Моя решимость больше не лгать не была такой же, как и раньше, потому что я быстро начал понимать, что ложь никогда не приносила мне никакой пользы. С другой стороны, она редко причиняла большой вред тем, с кем я говорил. Понятно, что едва ли стоит ставить на себя моральное пятно, называя себя лжецом. С другой стороны, я не знал, почему — если моя ложь была такой неэффективной — я чувствовал себя таким испорченным. Когда я стал старше, моя вина в этом отношении усилилась, особенно теперь, когда я сидел рядом с Фрэнсис Мэлэм на заднем сиденье такси и взял ее за руку, пытаясь утешить. Если цель моего недавнего приступа лжи заключалась в том, чтобы отвадить ее от увлечения Рональдом Делфом, то это была важная причина, но если моя ложь могла каким-то образом приблизить ее ко мне, то моя решимость никогда больше не лгать была напрасна. Я был так влюблен в нее, что любая ложь казалась оправданной. Эти мысли пронеслись у меня в голове, и я почувствовал себя значительно лучше. Помогая ей выйти из такси, я оставил водителю хорошие чаевые.
Поднимаясь на лифте, я вновь почувствовал любопытство, почувствовала ли она мое относительно хорошее «я». Я улыбнулся, и на ее губах зародилась ответная улыбка.
— Надеюсь, он не сделал ничего глупого, например, не слег в постель, — сказал я. — Я видел, что он чувствовал себя вполне комфортно, когда я уходил.
Я отошел в сторону, чтобы впустить ее первой. Возможно, она и была сторонницей женского движения, но я не стал рисковать. Я был достаточно проницателен, чтобы знать, что ни одна женщина, примкнувшая к Рональду Делфу, не могла быть причастной к женскому либеральному движению.
Квартира оказалась нежилой.
— Рональд! — я обошел все комнаты и вернулся, почти потирая руки. — Позволь мне взять твое пальто, тогда мы сможем сесть и выпить, пока обдумаем ситуацию.

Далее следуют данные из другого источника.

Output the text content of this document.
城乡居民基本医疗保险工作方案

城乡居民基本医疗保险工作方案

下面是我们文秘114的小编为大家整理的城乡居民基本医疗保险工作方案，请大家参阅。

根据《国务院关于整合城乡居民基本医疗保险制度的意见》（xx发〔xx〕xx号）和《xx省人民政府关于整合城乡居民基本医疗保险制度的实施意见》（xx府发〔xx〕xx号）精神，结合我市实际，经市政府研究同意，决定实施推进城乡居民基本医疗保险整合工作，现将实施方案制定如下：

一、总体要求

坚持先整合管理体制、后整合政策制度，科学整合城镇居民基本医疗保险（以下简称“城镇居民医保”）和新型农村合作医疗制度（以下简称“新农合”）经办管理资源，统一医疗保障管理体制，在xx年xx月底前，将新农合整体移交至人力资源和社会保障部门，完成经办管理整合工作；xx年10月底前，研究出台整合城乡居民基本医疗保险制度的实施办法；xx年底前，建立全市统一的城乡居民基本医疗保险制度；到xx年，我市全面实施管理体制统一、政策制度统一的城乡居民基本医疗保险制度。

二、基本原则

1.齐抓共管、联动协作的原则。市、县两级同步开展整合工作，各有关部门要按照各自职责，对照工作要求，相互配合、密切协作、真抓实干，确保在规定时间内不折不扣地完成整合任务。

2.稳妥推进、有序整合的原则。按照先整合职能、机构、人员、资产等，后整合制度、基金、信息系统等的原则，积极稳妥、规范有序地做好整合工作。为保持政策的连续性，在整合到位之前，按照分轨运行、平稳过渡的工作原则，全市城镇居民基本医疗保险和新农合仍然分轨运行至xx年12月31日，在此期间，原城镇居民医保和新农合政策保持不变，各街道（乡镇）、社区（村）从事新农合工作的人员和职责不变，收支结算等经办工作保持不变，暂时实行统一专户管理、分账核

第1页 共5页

— Возможно, это самая разумная идея.
Могла ли быть на свете хотя бы еще одна такая удивительно умная молодая женщина с фигурой Венеры Милосской? Если бы у нее не было рук, я предполагал, что в этом случае она бы очень ловко владела ногами, когда дело доходило до защиты.
— Что бы ты хотела?
— Вермут.
— Плеснуть?
— Пожалуйста.
— Лёд и лимон?
Она кивнула. — Интересно, что случилось с Рональдом?
— Думаю, он отправился к Хэмли за очередной пандой и в детский универмаг за коляской.
Она изобразила беспокойство. — Он тебе не нравится, да?
— Ну, — сказал я, — скажем так: нет.
Она осмотрелась.
Я до сих пор не могу поверить, что это квартира Гилберта Блэскина.
— Тебе нравятся его книги? — спросил я небрежно.
Она подумала некоторое время. — Ну да, хотя я думаю, что его отношение к женщинам мерзкое.
Я поднял свой стакан. — Ты можешь сказать это снова. Твое здоровье.
— Ваше здоровье.
Я не смог прикусить язык.
— Я признаю, что это место не похоже на йоркширское поместье Делфа.
— Я не это имела в виду.
Я посмотрел ей в глаза, затуманенные очками без оправы.
— Что ты имеешь в виду? Не против рассказать мне?
Рот ее слегка задрожал. Невозможно было, чтобы такой чувствительный механизм, как ее лицо, не мог обнаружить даже самую слабую ложь. Я протянул руку.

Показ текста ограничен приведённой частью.